In a first study we used a deep 16S amplicon sequencing approach to profile the bacterial community in eutrophic Lake Champlain over time, to characterise the composition and repeatability of cyanobacterial blooms, and to determine the potential for blooms to be predicted based on time course sequence data. Our analysis, based on 135 samples between 2006 and 2013, spans multiple bloom events. We found that bloom events significantly alter the bacterial community without reducing overall diversity, suggesting that a non-cyanobacterial community prospers during the bloom. We also observed that the community changes cyclically over the course of a year, with a repeatable pattern from year to year. This suggests that, in principle, bloom events are predictable. By using symbolic regression, we were able to predict the start date of a bloom with 78–92% accuracy (depending on the data used for model training), and found that sequence data was a better predictor than environmental variables (Tromas et al., 2017).
Two cyanobacterial genera, Microcystis (M) and Dolichospermum (D), were frequently observed simultaneously (during bloom events in lake Champlain) and might have partially overlapping niches. In a second study, we determined the intra-genus variability and the ecological niche of the different strains. Within each genus, we identified strains differentially associated with specific environmental conditions. In general, we found that niche similarity between strains (as measured by co-occurrence over time) declined with genetic distance. This pattern is consistent with habitat filtering – in which closely related taxa are ecologically similar, and therefore tend to co-occur under similar environmental conditions. However, in contrast with this general pattern, we found that similarity in certain niche dimensions (notably nutrient) did not decline linearly with genetic distance, and instead showed a complex polynomial relationship. This observation suggests the importance of processes other than habitat filtering – such as competition between closely related taxa, or convergent trait evolution in distantly related taxa – in shaping particular traits in microbial communities (Tromas et al., 2018).

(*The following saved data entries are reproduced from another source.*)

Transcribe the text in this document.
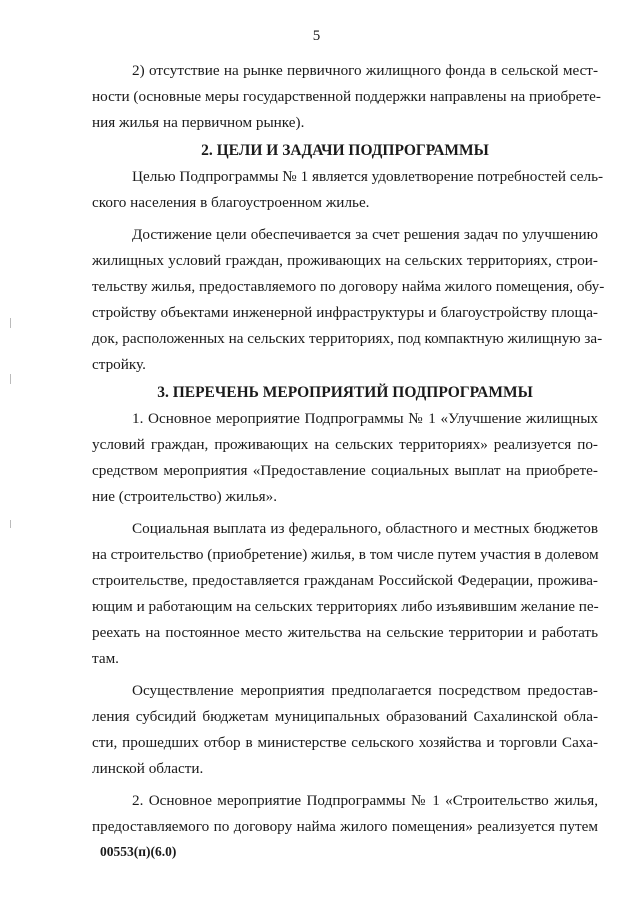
5
2) отсутствие на рынке первичного жилищного фонда в сельской мест-
ности (основные меры государственной поддержки направлены на приобрете-
ния жилья на первичном рынке).
2. ЦЕЛИ И ЗАДАЧИ ПОДПРОГРАММЫ
Целью Подпрограммы № 1 является удовлетворение потребностей сель-
ского населения в благоустроенном жилье.
Достижение цели обеспечивается за счет решения задач по улучшению
жилищных условий граждан, проживающих на сельских территориях, строи-
тельству жилья, предоставляемого по договору найма жилого помещения, обу-
стройству объектами инженерной инфраструктуры и благоустройству площа-
док, расположенных на сельских территориях, под компактную жилищную за-
стройку.
3. ПЕРЕЧЕНЬ МЕРОПРИЯТИЙ ПОДПРОГРАММЫ
1. Основное мероприятие Подпрограммы № 1 «Улучшение жилищных
условий граждан, проживающих на сельских территориях» реализуется по-
средством мероприятия «Предоставление социальных выплат на приобрете-
ние (строительство) жилья».
Социальная выплата из федерального, областного и местных бюджетов
на строительство (приобретение) жилья, в том числе путем участия в долевом
строительстве, предоставляется гражданам Российской Федерации, прожива-
ющим и работающим на сельских территориях либо изъявившим желание пе-
реехать на постоянное место жительства на сельские территории и работать
там.
Осуществление мероприятия предполагается посредством предостав-
ления субсидий бюджетам муниципальных образований Сахалинской обла-
сти, прошедших отбор в министерстве сельского хозяйства и торговли Саха-
линской области.
2. Основное мероприятие Подпрограммы № 1 «Строительство жилья,
предоставляемого по договору найма жилого помещения» реализуется путем
00553(п)(6.0)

In a third study, we analyzed 76 Microcystis genomes from cultures to investigate the Microcystis population structure; i.e whether Microcystis consists of a single recombining population, or whether there are ecologically-specialized sub-populations. We found that indeed several genomic clusters correspond to named species and monophyletic groups whereas others are paraphyletic, distributed across genomic clusters. We also observed a higher recombination rate within clusters than between clusters supporting the species coherence of monophyletic groups. This work is in progress.
In a fourth study, we analyzed the Microcystis /cyanophage infection dynamic and the role of phages (virus infecting bacteria) in terminating blooms using CRISPR array information. In this analysis, based on 62 metagenomic samples between 2006 and 2016, we found evidence in arms race dynamic between phages, especially during the intensive sampling (2015-2016) where samples were taken every 1-3 days. However, the overall pattern showed that Microcystis population remains abundant over time, which could be explained by the maintenance of a highly diverse CRISPR arrays within Microcystis genomes. This work is in progress.
In this project, we used a reverse ecology approach, i.e extracting genomic information from natural environments and obtain novel comprehension of an organism’s ecology. We improved our understanding of a complex freshwater microbial community. We used for example the microbial genomic information with machine learning approaches to develop predictive tools and define cyanobacterial sub-population ecological niches. Finally, this project lead to a better understanding of Microcystis population structure and cyanobacterial predators (bacteria and phages), leading to a better understanding of how these predators impact bloom termination.